Le principe de l’indemnisation n’est donc pas remis en cause. Cependant, afin obtenir une juste indemnisation, les organisations syndicales devront démontrer que les circonstances dans lesquelles il a été mis fin à la mise à disposition des locaux leur ont causé un dommage.

En revanche, le Conseil a censuré la disposition qui prévoyait que ce texte était applicable aux conventions de mise à disposition de locaux passées avant la loi.

Selon la jurisprudence du Conseil constitutionnel et celle de l’assemblée plénière de la Cour de cassation, si le principe de non-rétroactivité des lois n’a pas valeur constitutionnelle en matière civile (1), le législateur ne peut, sauf motif impérieux d’intérêt général, adopter de dispositions rétroactives qui pourraient influer sur le dénouement de litiges en cours (2).

Le Conseil a rappelé ici que s’il est loisible au législateur d’apporter à la liberté contractuelle des limitations liées à d’autres exigences constitutionnelles ou justifiées par des motifs d’intérêt général, c’est à la condition qu’il n’en résulte pas d’atteintes disproportionnées au regard de l’objectif poursuivi (cons.21).

Et les Sages ont finalement a considéré que si la disposition en cause contribue à ce que « les organisations syndicales disposent de moyens nécessaires à la mise en œuvre de la liberté syndicale » (cons.22), celle-ci n’est pas justifiée par un « motif impérieux d’intérêt général » et surtout ne réserve pas « le cas des décisions de justice ayant force de chose jugée » (cons.23), de sorte que l’atteinte portée aux conventions en cours est disproportionnée par rapport à l’objectif poursuivi (cons.24).

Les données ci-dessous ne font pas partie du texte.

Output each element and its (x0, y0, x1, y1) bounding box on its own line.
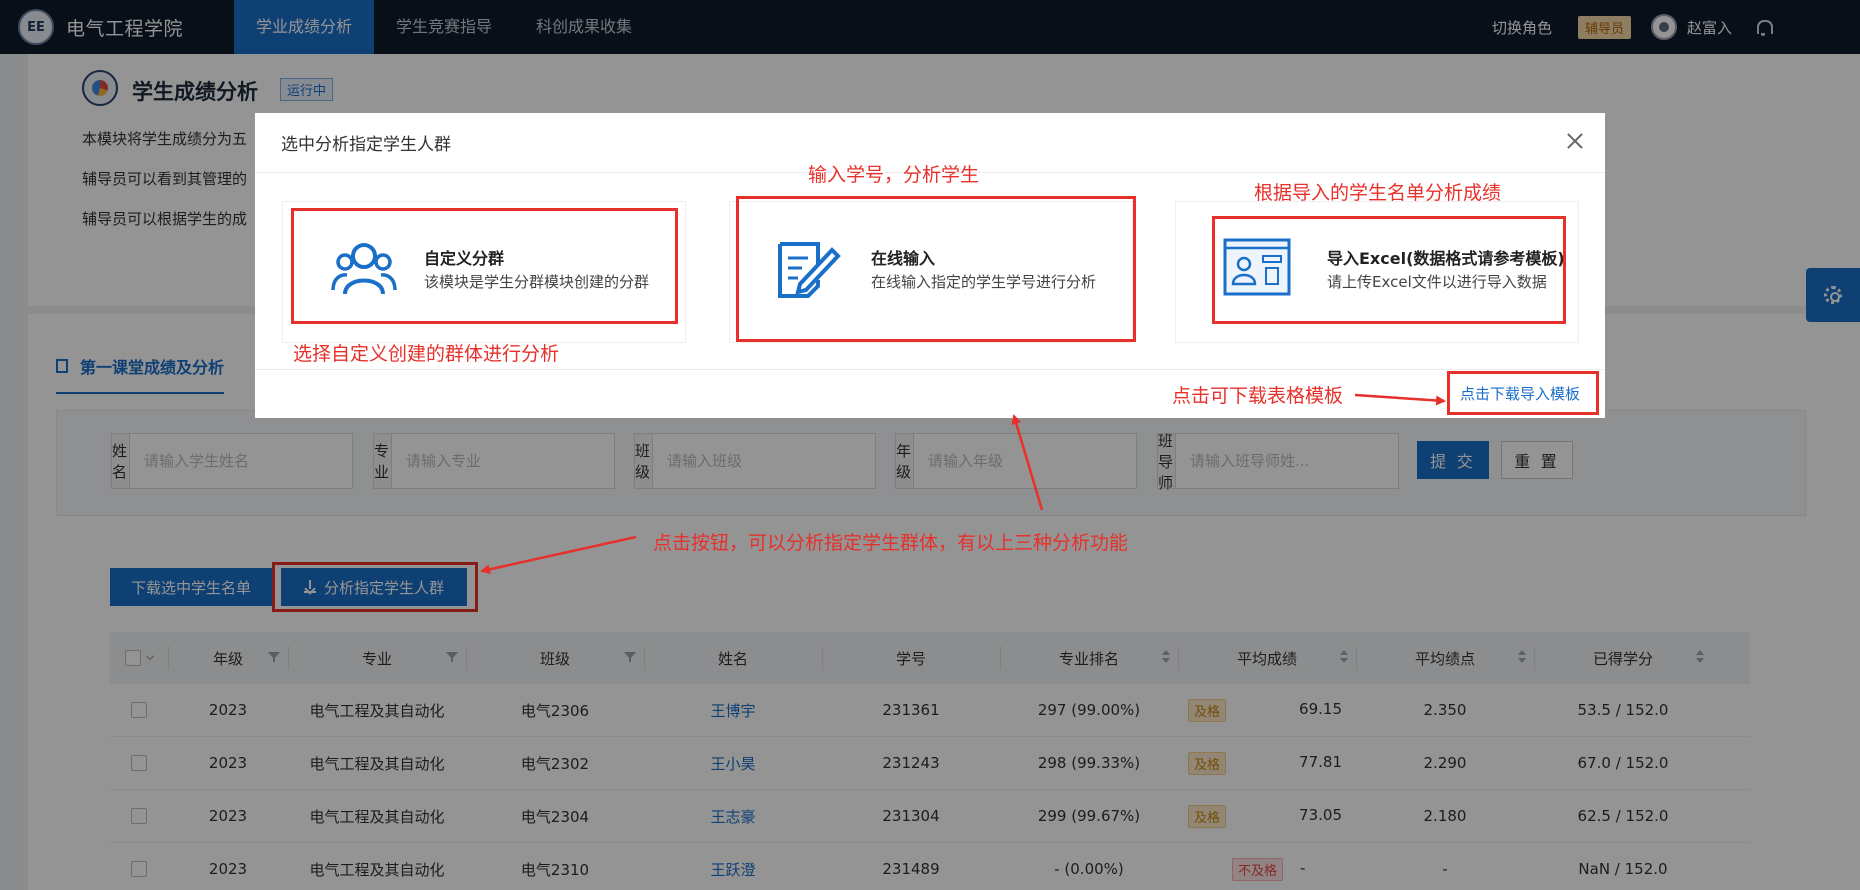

Par conséquent, bien que le Conseil ait reconnu la pertinence de la mise à disposition de locaux pour renforcer la liberté syndicale, le texte ne s’appliquera qu’aux mises à disposition futures, ce qui est regrettable. 

  • Sur quelques dispositions dont le Conseil s’est saisi d’office

Enfin, le Conseil s’est saisi d’office de la constitutionnalité de certaines dispositions. Il a ainsi censuré l’article 62 de la loi qui pérennise au-delà du 31 décembre 2016 la possibilité pour l’employeur d’assurer par décision unilatérale la couverture complémentaire santé de certains salariés par le versement d’une somme destinée à couvrir une partie de leurs cotisations à un contrat individuel (« chèque santé »). Ce qui conforte l’obligation de mettre en place cette couverture par des contrats collectifs.

Il a également censuré l’article 65 de la loi qui permet à certaines entreprises de déduire de leurs résultats imposables une somme correspondant aux indemnités susceptibles d’être ultérieurement dues à leurs salariés pour licenciement sans cause réelle et sérieuse.

L’article 39 de la loi qui modifie les règles d’utilisation des ressources du fonds paritaire de sécurisation des parcours professionnels a lui aussi été déclaré non conforme à la Constitution car celui-ci n’était pas, au moment où l’amendement dont il est issu a été déposé, en relation directe avec une disposition restant en discussion (« cavalier législatif »).  

Au total, la décision reconnaît la constitutionnalité de l’essentiel des dispositions relatives à la mise à disposition des locaux syndicaux et à la mise en place d’une instance de dialogue social dans les réseaux de franchise, ce qui est une première victoire pour la représentation des salariés des franchisés, en faveur de laquelle la CFDT a œuvré.

Le service juridique CFDT


(1) Cons. Constitutionnel, 7.11. 1997; Cass.civ.1ère, 20.06.2000, Bull.civ. I,  n°191.

(2) Cass. ass.plén., 23.01.04, Bull. civ., n°2.